Reads per chromosome. The number of sequenced reads per CASAVA folder is concatenated, calculated and visually presented before annotation is performed. Dataset from Tremblay, A. (2010).

Measuring gene expression using tag-counts, and functional annotation

A set of two tab-delimited text files are required to initiate tag-count analysis and functional annotations, respectively: 1) Genomic start and end sites: Must contain genomic start and end sites for genes pertaining to the sequenced organism. The base-pair ranges will be used to perform tag-count analysis. 2) Homology-based annotations: There must also be annotations corresponding to the genomic start and end sites. The annotations are used in assigning gene functional annotations based on homology. Both files serve a critical role in analysis: Gene expression relies on counting the number of DNA sequences that fall within the range of the start and end sites of a gene, i.e. tag-counting.

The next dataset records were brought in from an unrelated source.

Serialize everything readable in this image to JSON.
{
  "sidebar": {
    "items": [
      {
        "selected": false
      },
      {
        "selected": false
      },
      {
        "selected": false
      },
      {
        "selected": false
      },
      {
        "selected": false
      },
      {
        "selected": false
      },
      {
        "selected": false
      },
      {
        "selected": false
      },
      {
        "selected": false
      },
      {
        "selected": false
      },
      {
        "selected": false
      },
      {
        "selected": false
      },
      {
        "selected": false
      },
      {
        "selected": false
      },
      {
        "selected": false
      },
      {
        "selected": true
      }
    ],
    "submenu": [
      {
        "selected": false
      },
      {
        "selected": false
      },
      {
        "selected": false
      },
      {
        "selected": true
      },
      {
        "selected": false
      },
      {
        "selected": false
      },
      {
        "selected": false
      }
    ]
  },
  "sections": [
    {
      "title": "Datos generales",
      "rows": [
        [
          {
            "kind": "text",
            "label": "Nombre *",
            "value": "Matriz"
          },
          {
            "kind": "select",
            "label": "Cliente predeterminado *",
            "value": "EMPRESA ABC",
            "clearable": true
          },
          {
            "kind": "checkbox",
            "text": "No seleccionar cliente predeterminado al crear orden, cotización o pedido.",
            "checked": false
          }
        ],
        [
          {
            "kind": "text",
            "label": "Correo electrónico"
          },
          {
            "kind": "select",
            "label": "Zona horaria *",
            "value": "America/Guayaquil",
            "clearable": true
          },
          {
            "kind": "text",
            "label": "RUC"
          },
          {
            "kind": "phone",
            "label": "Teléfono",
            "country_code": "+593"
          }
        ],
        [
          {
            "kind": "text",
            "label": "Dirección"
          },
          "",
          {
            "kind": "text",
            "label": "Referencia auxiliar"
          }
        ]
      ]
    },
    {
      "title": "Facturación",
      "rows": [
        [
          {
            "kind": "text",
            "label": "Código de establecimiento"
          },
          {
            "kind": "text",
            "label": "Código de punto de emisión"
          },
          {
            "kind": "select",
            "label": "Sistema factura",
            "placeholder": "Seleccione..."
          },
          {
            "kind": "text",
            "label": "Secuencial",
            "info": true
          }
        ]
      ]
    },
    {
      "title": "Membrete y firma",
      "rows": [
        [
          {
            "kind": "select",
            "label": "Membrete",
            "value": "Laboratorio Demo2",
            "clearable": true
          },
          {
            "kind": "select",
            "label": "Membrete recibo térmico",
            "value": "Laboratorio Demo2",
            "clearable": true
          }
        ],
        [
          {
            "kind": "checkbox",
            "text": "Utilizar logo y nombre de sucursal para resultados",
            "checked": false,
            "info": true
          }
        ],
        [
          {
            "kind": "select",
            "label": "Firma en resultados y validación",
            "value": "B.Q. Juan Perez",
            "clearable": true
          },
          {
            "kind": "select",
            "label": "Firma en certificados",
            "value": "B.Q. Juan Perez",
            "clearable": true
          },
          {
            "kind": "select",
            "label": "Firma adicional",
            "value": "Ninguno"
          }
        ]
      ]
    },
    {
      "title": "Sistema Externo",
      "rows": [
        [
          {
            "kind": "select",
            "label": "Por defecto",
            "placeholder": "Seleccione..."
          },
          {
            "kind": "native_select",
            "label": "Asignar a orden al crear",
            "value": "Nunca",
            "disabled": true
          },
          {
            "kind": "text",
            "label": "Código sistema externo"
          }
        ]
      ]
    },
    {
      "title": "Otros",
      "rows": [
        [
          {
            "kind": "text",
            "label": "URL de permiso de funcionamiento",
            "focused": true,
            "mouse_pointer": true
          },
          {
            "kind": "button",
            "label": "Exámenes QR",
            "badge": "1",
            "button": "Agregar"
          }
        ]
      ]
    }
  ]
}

TASE takes the two user-defined files and performs table-querying between them, producing a joined-table containing the start and the end of the translated portion of the gene (ORF), as well as the respective functional annotation pertaining to that given genomic range. Therefore there must be attributes common between the two files to enable successful table-joining to occur (Figure 2), or else both tag-count analysis and gene annotations will produce inaccurate output. Such annotation files are readily available for many organisms in public repositories such as organism-specific databases pertaining to the sequenced organism. For example, both files representing the functional annotations and defined gene-encoding regions for Glycine max (Soybean) were found on the DOE JGI Glycine max ftp [12]. An experimental dataset for use in TASE was obtained by Tremblay et. al [13].

Figure 2

Defining the necessary columns for tag-counting and analysis. There must be a column in both files which have like values. Above, such a column is 'Accession' and 'AccessionNumber'.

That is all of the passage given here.